As boas mulheres da China: a violência que destruiu gerações
Contextualizar a mulher é difícil. Por mais que falemos em “mulher moderna” ou “mulher contemporânea”, essa mulher ainda não nos diz tudo. Quando li O segundo sexo, entendi melhor o porquê a Simone Beauvoir diz que não existe “mulher”, mas “mulheres”. Não existe uma fórmula para ser fêmea, e isso inclui não somente conceitos físicos e emocionais, mas também a historicidade: onde essa mulher está inserida?
Qual seu passado? Quando assisti Nanette, também aprendi mais sobre o que é mulher. A Hannah diz que o passado importa. Destruindo a mulher, destrói-se o passado que ela representa. A Marcia Tiburi, inclusive, me apresentou um viés de mulheridade que eu nunca tinha pensado antes. Muito mais do que se tornar mulher, todas nós somos marcadas como mulheres. O rosa, os brincos nas orelhas, os estupros. Tudo isso nos marca. Ainda assim, não consegue definir quem somos e por que somos mulheres. Mulher foi algo que nos disseram que éramos.
Escrevo essa intro, porque ela define bem a leitura de As boas mulheres da China. Não são apenas mulheres da China, são mulheres na China. Mulheres que não tiveram outra chance de ser outra coisa que não isso.
É a jornalista Xinram que conta as histórias de vida de mulheres que conheceu. Ela é apresentadora de uma rádio, na qual tem a oportunidade de falar de mulher para mulher. Pela situação da narradora ser boa, melhor do que a maioria, ela percebe que pode ser uma porta-voz das desumanidades, humilhações e violações que ocorrem com outras iguais. O “mote” do livro é justamente compreender o gênero feminino além daquilo que lhe chega por meio do estúdio.
As boas mulheres da China não consegue compreender ou resumir o objeto de estudo do livro, porque as mulheres escritas ali são recortes.

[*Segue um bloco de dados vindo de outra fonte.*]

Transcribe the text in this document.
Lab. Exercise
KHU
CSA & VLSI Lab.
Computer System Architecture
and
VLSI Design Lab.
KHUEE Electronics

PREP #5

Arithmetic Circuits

Como o livro se passa entre as décadas de 80 e 90, o leitor pode acompanhar, inclusive, como as transformações sociais, políticas e econômicas do país construíram e destruíram as mulheres relatadas.

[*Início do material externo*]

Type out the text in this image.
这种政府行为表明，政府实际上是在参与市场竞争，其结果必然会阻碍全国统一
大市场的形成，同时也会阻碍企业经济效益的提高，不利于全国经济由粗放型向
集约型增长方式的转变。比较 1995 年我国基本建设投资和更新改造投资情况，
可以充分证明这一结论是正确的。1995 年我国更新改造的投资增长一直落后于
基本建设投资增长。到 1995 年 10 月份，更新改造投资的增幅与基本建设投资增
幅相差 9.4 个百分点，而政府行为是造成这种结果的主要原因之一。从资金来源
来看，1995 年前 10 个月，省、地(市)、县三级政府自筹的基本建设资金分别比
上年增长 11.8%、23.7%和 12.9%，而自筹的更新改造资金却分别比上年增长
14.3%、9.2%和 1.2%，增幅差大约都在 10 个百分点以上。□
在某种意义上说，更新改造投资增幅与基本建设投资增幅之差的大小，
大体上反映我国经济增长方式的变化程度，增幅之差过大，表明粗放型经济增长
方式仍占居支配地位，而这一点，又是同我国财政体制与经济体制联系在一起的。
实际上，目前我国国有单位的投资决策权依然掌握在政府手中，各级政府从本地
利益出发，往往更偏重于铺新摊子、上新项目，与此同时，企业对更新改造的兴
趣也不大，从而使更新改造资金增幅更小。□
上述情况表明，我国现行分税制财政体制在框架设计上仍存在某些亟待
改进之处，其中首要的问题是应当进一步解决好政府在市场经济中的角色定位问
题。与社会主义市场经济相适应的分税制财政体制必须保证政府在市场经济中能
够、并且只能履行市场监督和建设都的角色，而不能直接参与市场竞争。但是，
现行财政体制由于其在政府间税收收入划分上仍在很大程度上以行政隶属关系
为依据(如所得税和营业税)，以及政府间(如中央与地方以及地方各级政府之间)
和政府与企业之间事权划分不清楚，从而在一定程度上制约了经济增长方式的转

Para muitos chineses, quando um homens espanca a esposa ou os filhos, está "pondo ordem na casa". As camponesas mais velhas, em particular, aceitam a prática. Como viveram de acordo com o ditado de que "uma esposa ressentida tem que suportar até virar sogra", acreditam que todas as mulheres devem sofrer o mesmo destino. p. 220-221
Elas não são o estereótipo do que conhecemos das chinesas hoje em dia. Elas são as chinesas reais, que sofreram e ainda sofrem abusos de diferentes pessoas, por diferentes motivos - especialmente por motivos políticos e militares. É muito triste perceber como a Revolução Cultural quebrou essas mulheres que, mesmo décadas depois, ainda têm medo dos homens, acreditam que o amor agride (por isso sentem medo ou vergonha) e que não conseguem sair do papel social da mulher que lhes foi imposto.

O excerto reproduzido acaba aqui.